Exactly, that's why I noted "Unless in the Chess industry ...", the details of which I don't know. I only know a bit about general game making (I've tried Godot and GameMaker, some friends make games and we talk) so this was my opinion from a more general game point of view.
But still, from that Wikipedia description "a chess engine is a computer program that analyzes chess or chess variant positions, and generates a move or list of moves that it regards as strongest" that's what I mean, the chess.js package does all of this except the last step (analyzing the strongest). So it seems in the industry it's a mix between the "logic gameplay" and "AI", and this article is still only about the "AI/Automaton".
Chess Engine - is a well established term in the field. Position estimation and move generation is the hardest and most important aspect of a chess engine. In this sense chess.js may do many useful things, except the thing that would make it an "engine".
> Maybe "How to build a Chess Automaton/AI Player" would be a better title? Unless in the Chess industry the "chess engine" refers to the machine player, which I do not know.
I find this somewhat presumptuous. You wouldn't go to a different country and warn others that a particular word should mean something different based on your own (foreign language) experience, and propose a different word, with the caveat: "Unless in your country you do things differently".
If you think that your experience is common enough that a warning to fellow game-developers is warranted, do some research, find out that "Chess Engine" is a term that is contextually synonymous to "AI Player" and then inform others.
Yes, I said it because if it got me by surprise, I guessed it'd get a lot of people by surprise in HN as well. Agreed with that country analogy, but I believe this being a "Hacker News forum" and not "Chess news" the analogy would be more like if a foreigner came to my country and used a word, that has a meaning in their own country, but has a different meaning in my language. I would suggest them to adapt it to the local language, or explain to my friends what he's trying to say so there's no misunderstanding.
As another commenter said "FWIW I think that without having encountered the term ('chess engine') before, connecting chess ~ game and so chess engine ~> chess game engine is a pretty reasonable path to take in interpreting unfamiliar jargon."
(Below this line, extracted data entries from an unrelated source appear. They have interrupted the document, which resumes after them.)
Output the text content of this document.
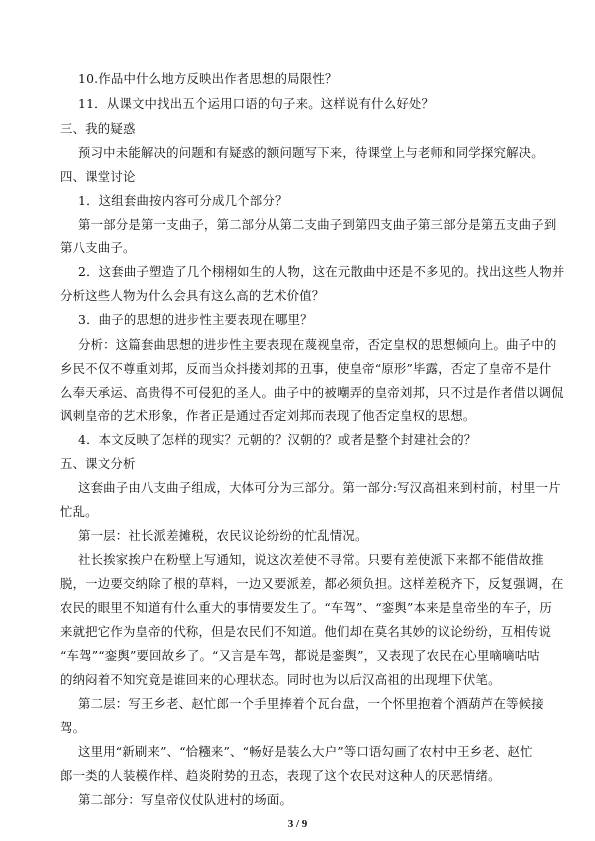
10.作品中什么地方反映出作者思想的局限性？
11．从课文中找出五个运用口语的句子来。这样说有什么好处？
三、我的疑惑
预习中未能解决的问题和有疑惑的额问题写下来，待课堂上与老师和同学探究解决。
四、课堂讨论
1．这组套曲按内容可分成几个部分？
第一部分是第一支曲子，第二部分从第二支曲子到第四支曲子第三部分是第五支曲子到
第八支曲子。
2．这套曲子塑造了几个栩栩如生的人物，这在元散曲中还是不多见的。找出这些人物并
分析这些人物为什么会具有这么高的艺术价值？
3．曲子的思想的进步性主要表现在哪里？
分析：这篇套曲思想的进步性主要表现在蔑视皇帝，否定皇权的思想倾向上。曲子中的
乡民不仅不尊重刘邦，反而当众抖搂刘邦的丑事，使皇帝“原形”毕露，否定了皇帝不是什
么奉天承运、高贵得不可侵犯的圣人。曲子中的被嘲弄的皇帝刘邦，只不过是作者借以调侃
讽刺皇帝的艺术形象，作者正是通过否定刘邦而表现了他否定皇权的思想。
4．本文反映了怎样的现实？元朝的？汉朝的？或者是整个封建社会的？
五、课文分析
这套曲子由八支曲子组成，大体可分为三部分。第一部分:写汉高祖来到村前，村里一片
忙乱。
第一层：社长派差摊税，农民议论纷纷的忙乱情况。
社长挨家挨户在粉壁上写通知，说这次差使不寻常。只要有差使派下来都不能借故推
脱，一边要交纳除了根的草料，一边又要派差，都必须负担。这样差税齐下，反复强调，在
农民的眼里不知道有什么重大的事情要发生了。“车驾”、“銮舆”本来是皇帝坐的车子，历
来就把它作为皇帝的代称，但是农民们不知道。他们却在莫名其妙的议论纷纷，互相传说
“车驾”“銮舆”要回故乡了。“又言是车驾，都说是銮舆”，又表现了农民在心里嘀嘀咕咕
的纳闷着不知究竟是谁回来的心理状态。同时也为以后汉高祖的出现埋下伏笔。
第二层：写王乡老、赵忙郎一个手里捧着个瓦台盘，一个怀里抱着个酒葫芦在等候接
驾。
这里用“新刷来”、“恰糨来”、“畅好是装么大户”等口语勾画了农村中王乡老、赵忙
郎一类的人装模作样、趋炎附势的丑态，表现了这个农民对这种人的厌恶情绪。
第二部分：写皇帝仪仗队进村的场面。
3 / 9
I think your personal experience with games and game development may predispose you to believe that the majority of HN users share your experience and cultural vocabulary. But judging by the variety of topics discussed here weekly, I think the HN community is much more diverse in its interests than you are aware of. I think we all tend to be unaware of possibilities other than the ones we're accustomed to. (I couldn't have imagined that someone would think "Game Engine" when encountering the term "Chess Engine". For me it's clearly something much closer to the concept of a "Search Engine".)
As you can also see from several replies, there are many people who are familiar with the term. Extending the previous analogy of the foreign country, it's not immediately obvious who here is the native and who is the foreigner.
> As another commenter said "FWIW I think that without having encountered the term ('chess engine') before, connecting chess ~ game and so chess engine ~> chess game engine is a pretty reasonable path to take in interpreting unfamiliar jargon."
I see the following scenario on HN very often: There is some topic, in a less mainstream field, that reaches the front page, and inevitably one of the commenters is annoyed that some term in the headline, a term that happens to be well established in the field, doesn't correspond to their expectations. It's fine to try and interpret unfamiliar jargon, but when the result doesn't match your expectations, why not inform yourself and thus expand your domain of knowledge, instead of proposing an alternative syntax, which will only cause confusion: it will confuse field experts (arguably the target audience), it will confuse newcomers to the field, and it probably won't help the general audience, since we know that naming things is hard, and what may seem clear to you won't be clear to the next person.